N’entreprenons pas de décrire et la joie de George, joie d’autant plus grande qu’elle lui semblait inespérée, et le bonheur d’Alexandrine se voyant aimée et ayant eu la force de dire qu’elle aimait, elle aussi. Plus de doute à cette heure, plus de souffrance au sein d’une incertitude mortelle. C’est sous ces arbres pleins d’ombres, au bord de ce lac réfléchissant la vraie image des cieux, qu’ils se jurèrent fidélité. On parlait d’avenir, et les instants coulèrent rapidement. La digue était rompue, et le flot longtemps soutenu déborda en promesse de fidélité, en paroles sincères, en épanchements intimes.

Ils avaient déjà oublié le petit incident qui avait fort surpris Alexandrine.

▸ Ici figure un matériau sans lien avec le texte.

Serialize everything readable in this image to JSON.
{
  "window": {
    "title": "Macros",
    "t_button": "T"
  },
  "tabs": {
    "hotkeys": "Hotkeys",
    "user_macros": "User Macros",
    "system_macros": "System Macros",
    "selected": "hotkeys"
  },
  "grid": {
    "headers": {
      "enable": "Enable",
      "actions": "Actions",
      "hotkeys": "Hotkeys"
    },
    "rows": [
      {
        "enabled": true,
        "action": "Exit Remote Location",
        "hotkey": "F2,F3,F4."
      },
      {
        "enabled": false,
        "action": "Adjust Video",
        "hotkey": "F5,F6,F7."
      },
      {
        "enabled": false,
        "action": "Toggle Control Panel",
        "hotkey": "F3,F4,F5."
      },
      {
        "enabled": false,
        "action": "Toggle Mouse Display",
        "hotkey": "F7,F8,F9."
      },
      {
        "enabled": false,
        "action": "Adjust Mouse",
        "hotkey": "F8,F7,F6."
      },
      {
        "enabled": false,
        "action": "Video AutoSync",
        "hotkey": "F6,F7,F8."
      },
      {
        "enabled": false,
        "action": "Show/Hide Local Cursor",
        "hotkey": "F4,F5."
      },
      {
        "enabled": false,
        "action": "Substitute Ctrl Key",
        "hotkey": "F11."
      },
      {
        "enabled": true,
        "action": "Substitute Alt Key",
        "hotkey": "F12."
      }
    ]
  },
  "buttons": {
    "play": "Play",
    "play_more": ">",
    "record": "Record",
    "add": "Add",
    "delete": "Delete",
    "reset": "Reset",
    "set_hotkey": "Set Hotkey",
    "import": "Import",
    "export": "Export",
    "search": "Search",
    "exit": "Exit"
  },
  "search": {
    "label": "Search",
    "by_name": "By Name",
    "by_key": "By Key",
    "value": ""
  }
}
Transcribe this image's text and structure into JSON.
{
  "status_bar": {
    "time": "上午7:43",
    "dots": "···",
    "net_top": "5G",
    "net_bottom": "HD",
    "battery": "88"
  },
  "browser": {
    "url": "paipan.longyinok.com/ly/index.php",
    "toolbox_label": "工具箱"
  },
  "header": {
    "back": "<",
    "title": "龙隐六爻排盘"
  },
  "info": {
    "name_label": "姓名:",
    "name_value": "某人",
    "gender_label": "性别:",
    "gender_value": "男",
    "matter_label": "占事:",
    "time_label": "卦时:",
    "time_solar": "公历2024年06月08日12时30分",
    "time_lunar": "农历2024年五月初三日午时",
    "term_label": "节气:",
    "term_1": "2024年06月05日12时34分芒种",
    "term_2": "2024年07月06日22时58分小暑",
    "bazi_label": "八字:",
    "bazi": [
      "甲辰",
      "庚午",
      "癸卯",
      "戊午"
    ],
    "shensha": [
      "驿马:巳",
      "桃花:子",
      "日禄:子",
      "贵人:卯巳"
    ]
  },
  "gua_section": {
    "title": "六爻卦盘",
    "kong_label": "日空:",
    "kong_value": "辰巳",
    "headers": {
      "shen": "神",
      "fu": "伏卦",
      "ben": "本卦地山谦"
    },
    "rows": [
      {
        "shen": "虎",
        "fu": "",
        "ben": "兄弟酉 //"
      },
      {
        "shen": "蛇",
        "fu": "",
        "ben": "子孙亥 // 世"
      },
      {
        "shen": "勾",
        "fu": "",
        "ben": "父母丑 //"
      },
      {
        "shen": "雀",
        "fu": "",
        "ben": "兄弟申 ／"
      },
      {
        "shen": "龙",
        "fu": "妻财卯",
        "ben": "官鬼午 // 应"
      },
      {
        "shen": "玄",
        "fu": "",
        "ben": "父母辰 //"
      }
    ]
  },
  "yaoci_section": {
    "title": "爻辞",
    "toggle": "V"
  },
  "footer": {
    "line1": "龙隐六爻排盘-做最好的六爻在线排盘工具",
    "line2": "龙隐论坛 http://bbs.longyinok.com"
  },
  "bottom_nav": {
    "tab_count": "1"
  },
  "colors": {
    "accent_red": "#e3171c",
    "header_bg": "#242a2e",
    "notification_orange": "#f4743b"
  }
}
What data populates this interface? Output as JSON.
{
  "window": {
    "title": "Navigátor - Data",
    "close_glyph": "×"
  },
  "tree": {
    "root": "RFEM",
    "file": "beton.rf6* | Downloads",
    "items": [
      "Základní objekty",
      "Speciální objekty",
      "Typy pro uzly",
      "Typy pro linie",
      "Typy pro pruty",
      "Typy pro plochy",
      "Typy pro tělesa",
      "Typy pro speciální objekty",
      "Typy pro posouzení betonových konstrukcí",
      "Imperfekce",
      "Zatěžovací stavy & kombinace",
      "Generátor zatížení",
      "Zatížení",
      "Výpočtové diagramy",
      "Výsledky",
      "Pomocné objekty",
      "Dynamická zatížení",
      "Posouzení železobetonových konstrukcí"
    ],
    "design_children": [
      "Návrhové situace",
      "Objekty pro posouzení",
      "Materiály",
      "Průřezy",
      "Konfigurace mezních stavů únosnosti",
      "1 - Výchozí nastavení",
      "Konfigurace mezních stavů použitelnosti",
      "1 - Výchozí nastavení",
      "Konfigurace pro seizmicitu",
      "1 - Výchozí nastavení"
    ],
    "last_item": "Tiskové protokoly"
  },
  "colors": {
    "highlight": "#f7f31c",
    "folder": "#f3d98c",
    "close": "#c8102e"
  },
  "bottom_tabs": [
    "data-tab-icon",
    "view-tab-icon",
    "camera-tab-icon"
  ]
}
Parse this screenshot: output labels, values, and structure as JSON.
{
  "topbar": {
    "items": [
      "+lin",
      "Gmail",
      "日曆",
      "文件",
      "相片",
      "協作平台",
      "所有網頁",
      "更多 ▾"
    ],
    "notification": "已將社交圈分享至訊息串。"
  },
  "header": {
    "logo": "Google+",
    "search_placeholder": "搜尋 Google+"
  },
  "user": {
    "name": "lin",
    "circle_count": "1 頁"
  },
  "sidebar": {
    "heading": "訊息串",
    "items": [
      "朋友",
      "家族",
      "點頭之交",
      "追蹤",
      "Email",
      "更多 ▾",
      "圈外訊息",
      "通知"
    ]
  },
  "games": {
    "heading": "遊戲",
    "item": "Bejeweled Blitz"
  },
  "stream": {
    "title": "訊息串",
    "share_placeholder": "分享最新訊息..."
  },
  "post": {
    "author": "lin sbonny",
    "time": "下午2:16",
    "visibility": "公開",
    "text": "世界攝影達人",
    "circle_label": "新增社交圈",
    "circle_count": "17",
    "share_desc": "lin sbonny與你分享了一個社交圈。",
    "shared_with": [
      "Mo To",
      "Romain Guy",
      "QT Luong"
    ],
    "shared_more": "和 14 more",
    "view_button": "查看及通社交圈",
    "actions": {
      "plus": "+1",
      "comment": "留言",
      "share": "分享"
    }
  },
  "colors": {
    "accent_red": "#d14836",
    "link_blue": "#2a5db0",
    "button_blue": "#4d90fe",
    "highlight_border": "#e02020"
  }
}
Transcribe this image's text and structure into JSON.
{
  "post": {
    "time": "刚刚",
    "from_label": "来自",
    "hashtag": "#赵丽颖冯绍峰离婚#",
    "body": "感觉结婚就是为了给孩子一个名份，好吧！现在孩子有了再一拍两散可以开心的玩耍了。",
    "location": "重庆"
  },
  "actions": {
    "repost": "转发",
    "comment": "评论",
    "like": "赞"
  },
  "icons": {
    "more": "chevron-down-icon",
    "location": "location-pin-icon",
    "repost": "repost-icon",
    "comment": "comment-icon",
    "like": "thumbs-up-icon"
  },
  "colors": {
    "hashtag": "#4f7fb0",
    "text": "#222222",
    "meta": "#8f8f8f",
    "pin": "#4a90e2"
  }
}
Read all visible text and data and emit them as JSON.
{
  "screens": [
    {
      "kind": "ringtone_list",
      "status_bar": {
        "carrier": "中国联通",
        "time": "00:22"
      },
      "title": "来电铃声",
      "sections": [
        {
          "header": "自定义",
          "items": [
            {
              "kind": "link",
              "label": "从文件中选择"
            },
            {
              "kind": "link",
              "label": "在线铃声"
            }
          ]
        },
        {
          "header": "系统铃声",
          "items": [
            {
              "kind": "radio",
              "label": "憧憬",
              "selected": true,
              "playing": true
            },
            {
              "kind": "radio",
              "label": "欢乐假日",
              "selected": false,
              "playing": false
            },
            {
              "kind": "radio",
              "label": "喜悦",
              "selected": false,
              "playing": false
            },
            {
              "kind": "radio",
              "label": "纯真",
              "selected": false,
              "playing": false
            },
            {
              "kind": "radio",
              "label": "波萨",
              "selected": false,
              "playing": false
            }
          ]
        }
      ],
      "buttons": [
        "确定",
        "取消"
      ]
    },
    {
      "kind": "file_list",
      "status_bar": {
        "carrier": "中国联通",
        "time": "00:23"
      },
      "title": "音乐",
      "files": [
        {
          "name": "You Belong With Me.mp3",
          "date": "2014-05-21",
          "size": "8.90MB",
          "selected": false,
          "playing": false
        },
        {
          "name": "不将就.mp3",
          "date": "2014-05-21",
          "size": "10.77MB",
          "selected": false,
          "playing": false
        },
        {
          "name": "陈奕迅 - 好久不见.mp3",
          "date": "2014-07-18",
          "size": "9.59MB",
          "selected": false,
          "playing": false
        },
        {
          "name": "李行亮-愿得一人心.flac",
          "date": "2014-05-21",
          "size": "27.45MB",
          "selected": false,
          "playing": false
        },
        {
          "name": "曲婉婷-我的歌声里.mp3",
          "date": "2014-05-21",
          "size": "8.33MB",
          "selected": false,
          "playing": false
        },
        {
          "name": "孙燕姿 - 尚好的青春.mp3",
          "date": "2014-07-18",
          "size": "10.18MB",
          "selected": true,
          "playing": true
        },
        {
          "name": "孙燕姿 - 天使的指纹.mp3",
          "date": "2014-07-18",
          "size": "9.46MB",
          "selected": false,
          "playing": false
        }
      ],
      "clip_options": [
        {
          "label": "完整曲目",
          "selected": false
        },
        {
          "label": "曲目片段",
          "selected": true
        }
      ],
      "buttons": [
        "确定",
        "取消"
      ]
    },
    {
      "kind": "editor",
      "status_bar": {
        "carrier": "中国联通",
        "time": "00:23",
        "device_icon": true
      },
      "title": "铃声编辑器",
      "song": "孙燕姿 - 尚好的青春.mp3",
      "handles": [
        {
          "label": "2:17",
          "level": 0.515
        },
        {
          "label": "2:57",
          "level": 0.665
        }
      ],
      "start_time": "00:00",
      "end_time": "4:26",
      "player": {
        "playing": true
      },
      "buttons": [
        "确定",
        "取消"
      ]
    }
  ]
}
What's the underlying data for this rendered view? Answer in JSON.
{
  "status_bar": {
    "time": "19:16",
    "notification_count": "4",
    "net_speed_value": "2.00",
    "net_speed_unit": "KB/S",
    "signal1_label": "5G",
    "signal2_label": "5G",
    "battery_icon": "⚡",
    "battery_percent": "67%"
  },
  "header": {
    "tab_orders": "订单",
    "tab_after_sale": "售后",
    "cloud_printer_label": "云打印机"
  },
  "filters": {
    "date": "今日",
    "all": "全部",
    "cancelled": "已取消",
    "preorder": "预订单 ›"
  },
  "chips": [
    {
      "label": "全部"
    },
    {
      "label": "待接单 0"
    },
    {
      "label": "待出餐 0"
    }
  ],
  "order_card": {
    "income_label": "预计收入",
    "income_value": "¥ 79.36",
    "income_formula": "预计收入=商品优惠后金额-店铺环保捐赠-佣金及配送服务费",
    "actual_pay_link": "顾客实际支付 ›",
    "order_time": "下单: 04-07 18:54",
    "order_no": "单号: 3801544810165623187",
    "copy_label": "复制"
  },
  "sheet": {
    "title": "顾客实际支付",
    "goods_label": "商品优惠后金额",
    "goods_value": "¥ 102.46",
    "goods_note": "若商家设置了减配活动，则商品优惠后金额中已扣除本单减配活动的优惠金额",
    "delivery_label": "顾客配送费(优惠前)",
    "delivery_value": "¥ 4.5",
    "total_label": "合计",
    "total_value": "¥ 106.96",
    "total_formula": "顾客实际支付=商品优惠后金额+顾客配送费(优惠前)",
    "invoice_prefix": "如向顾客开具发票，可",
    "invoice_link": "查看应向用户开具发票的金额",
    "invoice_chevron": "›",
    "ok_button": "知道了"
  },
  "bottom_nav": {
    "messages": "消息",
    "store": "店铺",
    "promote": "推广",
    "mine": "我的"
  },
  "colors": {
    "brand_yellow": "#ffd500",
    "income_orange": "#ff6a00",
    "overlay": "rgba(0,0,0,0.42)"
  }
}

Ce bruit insolite entendu, avait eu pour cause le froissement d’une main mal contenue. Mélas aux aguets, avait entendu leur conversation. Dissimulé ainsi dans l’épaisseur du bois, il ressemblait au vautour épiant un nid de fauvettes. Quand l’aveu d’Alexandrine tomba si joyeusement sur le cœur de George, Mélas eut un rictus amer ; il ressentit comme une douche d’eau froide sur la tête ; un frisson lui passa par tous les membres, et rencontrant sous la main un faible appui, il le brisa comme on casse un roseau. Le démon de la jalousie avait déjà soufflé dans son cœur une haine mortelle. Plus de raisonnement ; il ne savait que dire : « Je ne suis pas aimé ! je ne suis pas aimé ! »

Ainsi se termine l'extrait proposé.